18 Juin, 2017, 00:02 | Auteur: Sebastien Chopin

Les deux mis en examen, âgés de 71 et 72 ans, ont " nié toute participation aux faits qui leur sont reprochés", a indiqué Jean-Jacques Bosc, lors d'une conférence de presse en fin d'après-midi. Une belle-soeur du père de l'enfant, Ginette Villemin, avait été placée en garde à vue mercredi avant d'être remise en liberté le lendemain, et les grands-parents paternels de l'enfant ont été entendus comme témoins à leur domicile dans les Vosges (est de la France).

"A ce stade, les investigations montrent que plusieurs personnes ont concouru à la réalisation du crime". Des expertises graphologiques sont au coeur de l'enquête, à défaut d'analyses ADN probantes, le dossier étant riche en lettres de menaces et autres courriers anonymes. Les enquêteurs se sont aussi penchés à de nombreuses reprises sur un mystérieux "corbeau" ayant revendiqué le meurtre de l'enfant, invoquant une "vengeance", en particulier dans une lettre postée apparemment avant la découverte du corps en 1984. Deux membres de la famille Villemin Marcel et Jacqueline Jacob, le grand-oncle et la grand-tante du petit Grégory, ont été déférés au parquet général de Dijon à l'issue de leur garde à vue vendredi matin. Selon lui, les personnes qui ont participé à cet enlèvement "sont les auteurs du crime". Comme il l'avait déjà révélé la veille, les expertises en écriture indiquent ces trois lettres auraient été rédigées de la main de Jacqueline Jacob.

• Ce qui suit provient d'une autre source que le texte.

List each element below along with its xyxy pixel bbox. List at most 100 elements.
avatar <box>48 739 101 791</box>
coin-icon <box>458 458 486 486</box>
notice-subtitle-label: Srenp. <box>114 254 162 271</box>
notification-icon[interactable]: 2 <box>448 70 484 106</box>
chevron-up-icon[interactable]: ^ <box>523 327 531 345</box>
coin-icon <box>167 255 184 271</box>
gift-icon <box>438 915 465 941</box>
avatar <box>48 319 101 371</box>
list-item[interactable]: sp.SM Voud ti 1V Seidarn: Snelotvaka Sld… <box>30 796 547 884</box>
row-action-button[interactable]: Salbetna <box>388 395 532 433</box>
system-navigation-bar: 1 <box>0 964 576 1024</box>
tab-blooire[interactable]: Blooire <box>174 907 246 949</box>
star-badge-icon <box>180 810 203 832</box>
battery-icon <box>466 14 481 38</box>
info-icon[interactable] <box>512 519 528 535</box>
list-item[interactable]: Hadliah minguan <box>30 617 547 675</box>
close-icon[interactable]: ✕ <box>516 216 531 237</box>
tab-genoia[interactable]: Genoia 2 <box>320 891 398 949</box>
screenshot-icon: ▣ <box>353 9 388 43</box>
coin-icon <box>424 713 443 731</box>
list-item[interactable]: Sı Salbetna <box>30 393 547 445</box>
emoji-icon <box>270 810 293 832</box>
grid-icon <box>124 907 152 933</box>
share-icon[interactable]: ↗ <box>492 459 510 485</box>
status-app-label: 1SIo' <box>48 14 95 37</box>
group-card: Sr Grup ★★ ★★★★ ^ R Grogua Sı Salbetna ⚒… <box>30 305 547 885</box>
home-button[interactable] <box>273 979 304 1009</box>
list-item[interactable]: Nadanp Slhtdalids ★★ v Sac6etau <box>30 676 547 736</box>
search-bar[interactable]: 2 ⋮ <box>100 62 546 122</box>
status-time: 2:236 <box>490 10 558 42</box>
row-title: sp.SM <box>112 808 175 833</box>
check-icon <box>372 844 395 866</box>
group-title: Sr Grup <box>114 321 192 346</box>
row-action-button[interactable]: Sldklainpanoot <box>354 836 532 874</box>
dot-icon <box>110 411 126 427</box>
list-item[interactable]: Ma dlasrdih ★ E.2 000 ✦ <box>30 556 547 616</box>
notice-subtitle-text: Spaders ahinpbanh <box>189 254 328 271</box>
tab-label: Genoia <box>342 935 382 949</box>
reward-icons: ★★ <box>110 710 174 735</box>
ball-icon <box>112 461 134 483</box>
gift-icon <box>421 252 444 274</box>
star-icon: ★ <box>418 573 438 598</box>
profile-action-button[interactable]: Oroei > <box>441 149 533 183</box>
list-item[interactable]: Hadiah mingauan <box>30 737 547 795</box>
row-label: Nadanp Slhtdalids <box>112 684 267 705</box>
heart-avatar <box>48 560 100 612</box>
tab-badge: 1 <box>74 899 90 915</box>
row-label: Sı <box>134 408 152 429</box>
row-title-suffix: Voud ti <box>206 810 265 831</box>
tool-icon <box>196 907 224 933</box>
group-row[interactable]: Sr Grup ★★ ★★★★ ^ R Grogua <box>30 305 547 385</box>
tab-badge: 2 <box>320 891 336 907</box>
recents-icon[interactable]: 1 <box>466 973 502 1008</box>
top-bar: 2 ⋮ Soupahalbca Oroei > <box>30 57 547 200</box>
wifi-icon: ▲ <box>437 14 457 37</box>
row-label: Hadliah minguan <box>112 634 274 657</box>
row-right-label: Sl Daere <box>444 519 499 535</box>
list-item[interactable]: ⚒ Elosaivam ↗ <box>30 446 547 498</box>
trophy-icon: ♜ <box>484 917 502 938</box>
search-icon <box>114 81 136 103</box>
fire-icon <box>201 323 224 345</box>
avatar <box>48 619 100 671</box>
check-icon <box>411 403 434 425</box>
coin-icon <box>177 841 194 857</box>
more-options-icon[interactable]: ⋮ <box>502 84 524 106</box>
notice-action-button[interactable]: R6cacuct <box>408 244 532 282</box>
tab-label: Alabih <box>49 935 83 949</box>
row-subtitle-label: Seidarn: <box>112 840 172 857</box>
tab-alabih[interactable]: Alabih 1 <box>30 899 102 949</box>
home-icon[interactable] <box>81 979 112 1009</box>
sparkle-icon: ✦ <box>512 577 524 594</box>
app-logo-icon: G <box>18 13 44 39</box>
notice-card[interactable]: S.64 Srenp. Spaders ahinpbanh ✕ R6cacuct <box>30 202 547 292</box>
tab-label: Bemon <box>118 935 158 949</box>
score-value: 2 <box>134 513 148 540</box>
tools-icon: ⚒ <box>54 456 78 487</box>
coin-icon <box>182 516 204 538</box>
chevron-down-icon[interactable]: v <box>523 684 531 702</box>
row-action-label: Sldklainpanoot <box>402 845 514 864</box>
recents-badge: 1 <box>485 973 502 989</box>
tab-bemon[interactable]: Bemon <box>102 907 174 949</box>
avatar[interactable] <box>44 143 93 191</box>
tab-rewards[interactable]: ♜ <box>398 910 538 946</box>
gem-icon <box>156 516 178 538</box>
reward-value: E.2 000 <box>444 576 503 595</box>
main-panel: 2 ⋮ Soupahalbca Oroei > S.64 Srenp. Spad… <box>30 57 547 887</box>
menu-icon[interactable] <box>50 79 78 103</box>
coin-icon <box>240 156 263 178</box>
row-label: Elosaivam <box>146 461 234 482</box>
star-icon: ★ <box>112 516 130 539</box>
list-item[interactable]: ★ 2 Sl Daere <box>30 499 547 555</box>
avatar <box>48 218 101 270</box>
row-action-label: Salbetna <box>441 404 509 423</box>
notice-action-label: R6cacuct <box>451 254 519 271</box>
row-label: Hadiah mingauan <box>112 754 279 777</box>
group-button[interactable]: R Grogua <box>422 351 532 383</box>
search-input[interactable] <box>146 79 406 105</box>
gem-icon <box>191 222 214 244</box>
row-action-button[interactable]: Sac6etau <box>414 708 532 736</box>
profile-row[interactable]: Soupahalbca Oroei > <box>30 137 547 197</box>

L'affaire n'en n'est pas à son premier soubresaut: en juillet 1985, le juge Jean-Michel Lambert opérait un spectaculaire revirement, portant ses soupçons vers la mère de Grégory, Christine Villemin, qui sera innocentée en 1993 au terme d'un non-lieu retentissant. Toutes les informations reproduites dans cette rubrique (dépêches, photos, logos) sont protégées par des droits de propriété intellectuelle détenus par l'AFP.